What to do when a tour is cancelled: the inland options are genuinely good. Nagkalit-kalit Falls, roughly 45 minutes from town by motorbike, runs properly during the wet season and has a natural pool worth an hour of your time. The Taraw Cliff canopy walk is unaffected by sea conditions. Nacpan Beach, while the swimming is rougher in wet season, is still a beautiful stretch of coastline. And El Nido town, freed of its peak-season tourist density, takes on a quieter, more authentic character that some travelers actively prefer.
The practical advice: book a room with free cancellation, keep your tour reservations flexible until 24 to 48 hours before, and have a land-day plan ready to deploy if the coastguard grounds the boats. Build an extra day into your itinerary specifically for this purpose. If you don’t need it, treat it as a bonus beach afternoon. If you do, you won’t lose a tour to weather with no alternative.
If you’re trying to plan a wet season visit and want a realistic assessment of what’s possible in your specific travel window, our team has seen every version of El Nido weather since 2014 and can give you an honest read on what to expect.
All four El Nido tours look similar on paper but cover completely different ground – our Tour A vs B vs C vs D guide breaks down exactly what each route includes and which one suits different types of travellers.

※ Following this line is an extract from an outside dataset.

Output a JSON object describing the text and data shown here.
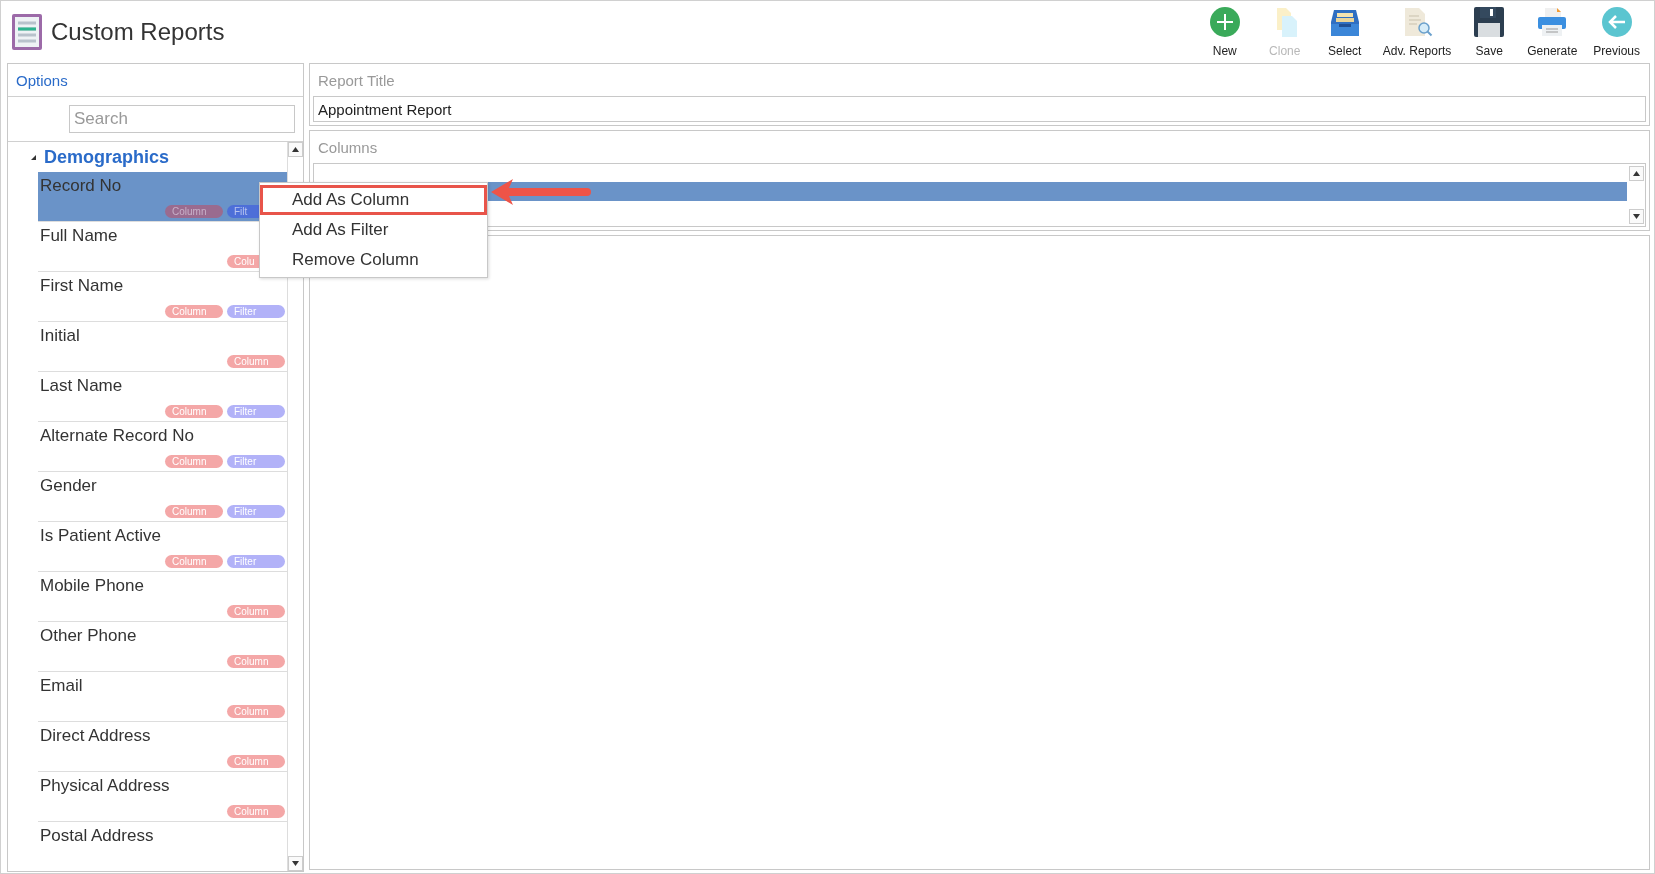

February and March are the strongest months for island hopping. Seas are at their calmest, tour cancellation rates are under three percent, and visibility is excellent. January is equally good weather-wise but commands peak prices. March offers the same conditions with lighter crowds once the Chinese New Year surge passes.
It depends on what you want. If island hopping is the main goal, wet season carries genuine risk: Tour C in particular cancels regularly from July through October. If you’re flexible, budget-conscious, and happy to fill cancelled tour days with inland activities, June or November can work well. July through September is the highest-risk window and is hard to recommend for itineraries built around the water.
Early December (1 to 20) is excellent: dry, warm, calm seas, and manageable crowds. Christmas week (23 December to 2 January) is the busiest and most expensive period of the year in El Nido. Book accommodation three to four months ahead for the holiday window. If your dates fall in early December, you get dry season conditions without the Christmas premium.
Typhoon season in the Philippines runs July through October, with September and October being the highest-risk months. El Nido sits on the western coast of Palawan and is somewhat sheltered compared to the eastern Philippines, but significant storms can still disrupt travel during this window. Travel insurance with typhoon coverage is strongly recommended for any wet season visit.
Late November is one of the most underrated windows for El Nido. By mid to late November, the dry season is re-establishing itself: skies clear, seas calm, and tours run reliably. Prices haven’t yet climbed to their December-January peak, and the accommodation that’s impossible to find in February is readily available. If your schedule allows flexibility, late November is worth serious consideration.
April and May are the hottest months, with daytime temperatures regularly reaching 32 to 35°C. March starts the gradual climb. Island hopping is still very much possible and popular during this period, but the midday heat on an open bangka is significant. Factor in sun protection, start tours early, and use the beach lunch stop to rest rather than continuing to swim through the hottest part of the day.